C. COMMENT RÉORIENTER LA FISCALITÉ VERS L'INITIATIVE ET L'EMPLOI ?
Comme
cela vient d'être souligné,
les mesures fiscales prises par le
gouvernement ne sont de nature ni à modifier le poids des
prélèvements pesant sur le travail ni à relancer
l'initiative et l'investissement des entreprises.
Votre commission ne peut toutefois que prendre acte des mesures
décidées par le gouvernement et, dans un esprit de
responsabilité motivé par la prise en compte de la
fragilité grandissante de nos finances publiques, ne peut
présenter un nouveau plan dont le coût serait évidemment
ajouté à celui des mesures déjà prises.
1. Rendre l'emploi attractif : alléger les cotisations sociales employeurs et réformer progressivement la taxe sur les salaires
Outre la
préférence qu'elle a déjà exprimée, pour un
plan d'allégement d'impôts combinant les cotisations sociales
employeurs et l'impôt sur le revenu,
votre commission souhaite
apporter quelques éclairages sur la nécessité de
réformer progressivement des impôts particulièrement
néfastes pour l'emploi et pour la croissance de notre
économie
.
Parmi ces prélèvements, particulièrement dissuasifs pour
l'emploi, figure notamment
la taxe sur les salaires, pour laquelle notre
commission souhaite que des réformes soient entreprises à moyen
terme.
Faut-il supprimer la taxe sur les salaires ?
Le mardi
9 octobre 2001, la commission des finances du Sénat a adopté un
rapport d'information d'Alain Lambert, président, relatif à la
taxe sur les salaires
54(
*
)
.
Cette publication a été l'occasion de rappeler l'existence de
cet impôt très peu connu mais qui rapporte pourtant environ 50
milliards de francs chaque année au budget de l'Etat et concerne
quelques 350.000 redevables (principalement dans les secteurs hospitalier,
associatif, bancaire et des assurances).
L'analyse de l'impact économique de la taxe sur les salaires sur ses
différents redevables a fait apparaître des effets potentiellement
très négatifs.
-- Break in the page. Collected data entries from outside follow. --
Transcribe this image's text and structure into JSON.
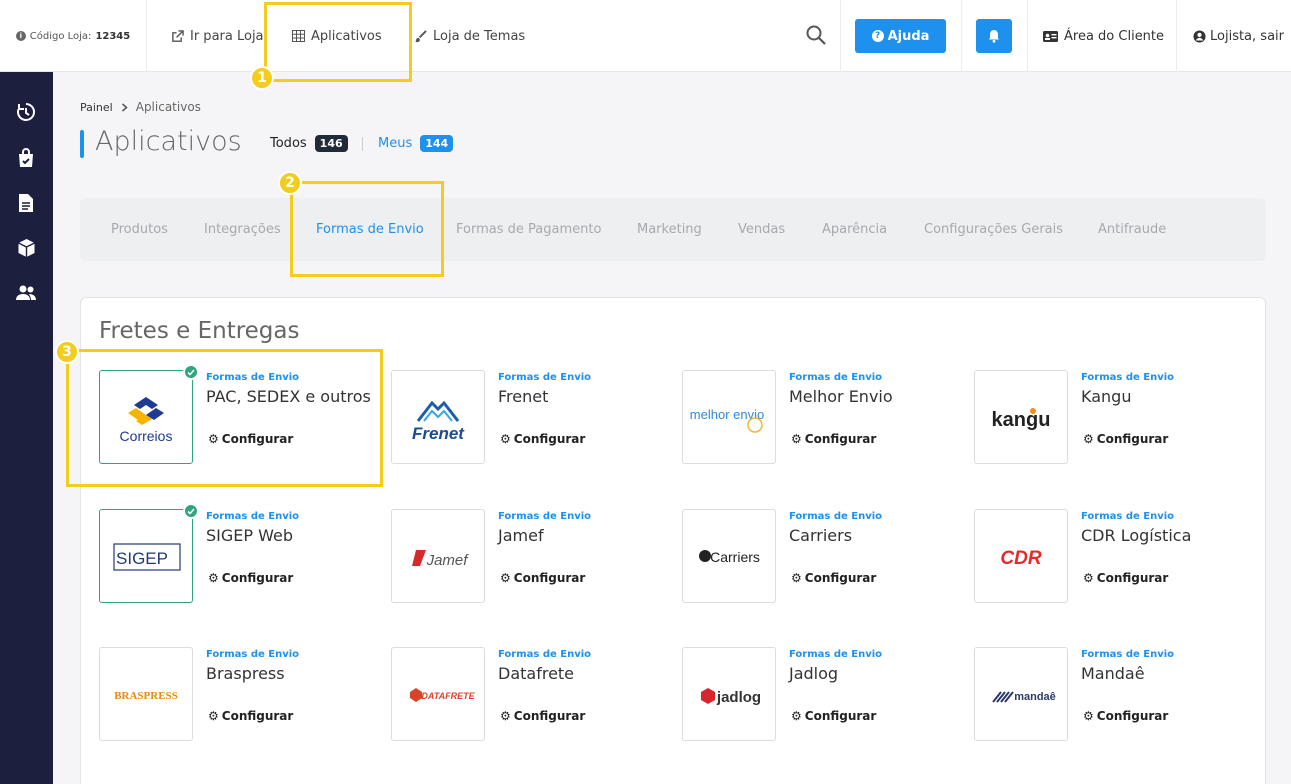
{
  "topbar": {
    "store_code_label": "Código Loja:",
    "store_code_value": "12345",
    "nav": [
      {
        "label": "Ir para Loja",
        "icon": "external-link-icon"
      },
      {
        "label": "Aplicativos",
        "icon": "grid-icon"
      },
      {
        "label": "Loja de Temas",
        "icon": "brush-icon"
      }
    ],
    "help_label": "Ajuda",
    "client_area_label": "Área do Cliente",
    "user_label": "Lojista, sair"
  },
  "colors": {
    "accent": "#1e90ee",
    "sidebar": "#1c1f3e",
    "installed": "#2ea57a",
    "highlight": "#f2cc1f"
  },
  "breadcrumb": {
    "home": "Painel",
    "current": "Aplicativos"
  },
  "page": {
    "title": "Aplicativos",
    "filters": [
      {
        "label": "Todos",
        "count": "146"
      },
      {
        "label": "Meus",
        "count": "144"
      }
    ]
  },
  "categories": [
    "Produtos",
    "Integrações",
    "Formas de Envio",
    "Formas de Pagamento",
    "Marketing",
    "Vendas",
    "Aparência",
    "Configurações Gerais",
    "Antifraude"
  ],
  "active_category": "Formas de Envio",
  "section_title": "Fretes e Entregas",
  "configure_label": "Configurar",
  "apps": [
    {
      "category": "Formas de Envio",
      "name": "PAC, SEDEX e outros",
      "logo": "Correios",
      "installed": true
    },
    {
      "category": "Formas de Envio",
      "name": "Frenet",
      "logo": "Frenet",
      "installed": false
    },
    {
      "category": "Formas de Envio",
      "name": "Melhor Envio",
      "logo": "melhor envio",
      "installed": false
    },
    {
      "category": "Formas de Envio",
      "name": "Kangu",
      "logo": "kangu",
      "installed": false
    },
    {
      "category": "Formas de Envio",
      "name": "SIGEP Web",
      "logo": "SIGEP",
      "installed": true
    },
    {
      "category": "Formas de Envio",
      "name": "Jamef",
      "logo": "Jamef",
      "installed": false
    },
    {
      "category": "Formas de Envio",
      "name": "Carriers",
      "logo": "Carriers",
      "installed": false
    },
    {
      "category": "Formas de Envio",
      "name": "CDR Logística",
      "logo": "CDR",
      "installed": false
    },
    {
      "category": "Formas de Envio",
      "name": "Braspress",
      "logo": "BRASPRESS",
      "installed": false
    },
    {
      "category": "Formas de Envio",
      "name": "Datafrete",
      "logo": "DATAFRETE",
      "installed": false
    },
    {
      "category": "Formas de Envio",
      "name": "Jadlog",
      "logo": "jadlog",
      "installed": false
    },
    {
      "category": "Formas de Envio",
      "name": "Mandaê",
      "logo": "mandaê",
      "installed": false
    }
  ],
  "annotations": [
    "1",
    "2",
    "3"
  ]
}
Taxe assise sur les rémunérations,
la taxe sur les salaires constitue un véritable
frein à
l'embauche
dans de nombreux secteurs et notamment dans le secteur des
associations. C'est aussi, dans les secteurs bancaire et des assurances,
très concurrentiels, une incitation pour les entreprises redevables
à se délocaliser puisque la taxe sur les salaires est un
impôt sans équivalent en Europe
. Enfin, le rapport de la
commission des finances met en évidence que 41 % du produit de la taxe
sur les salaires est acquitté à l'aide de financements d'origine
publique (budgets des hôpitaux, subventions publiques aux associations,
budgets des caisses de sécurité sociale, etc.) :
la
puissance publique lève alors un impôt sur
elle-même !
Plusieurs propositions de réforme sont évoquées dans le
rapport, parmi lesquelles, compte tenu du poids budgétaire de cet
impôt la piste de sa suppression progressive et prudente est
privilégiée.
C'est dans cette optique que
votre commission vous proposera
d'alléger progressivement le poids budgétaire de la taxe sur les
salaires, en réduisant le premier taux de son barème.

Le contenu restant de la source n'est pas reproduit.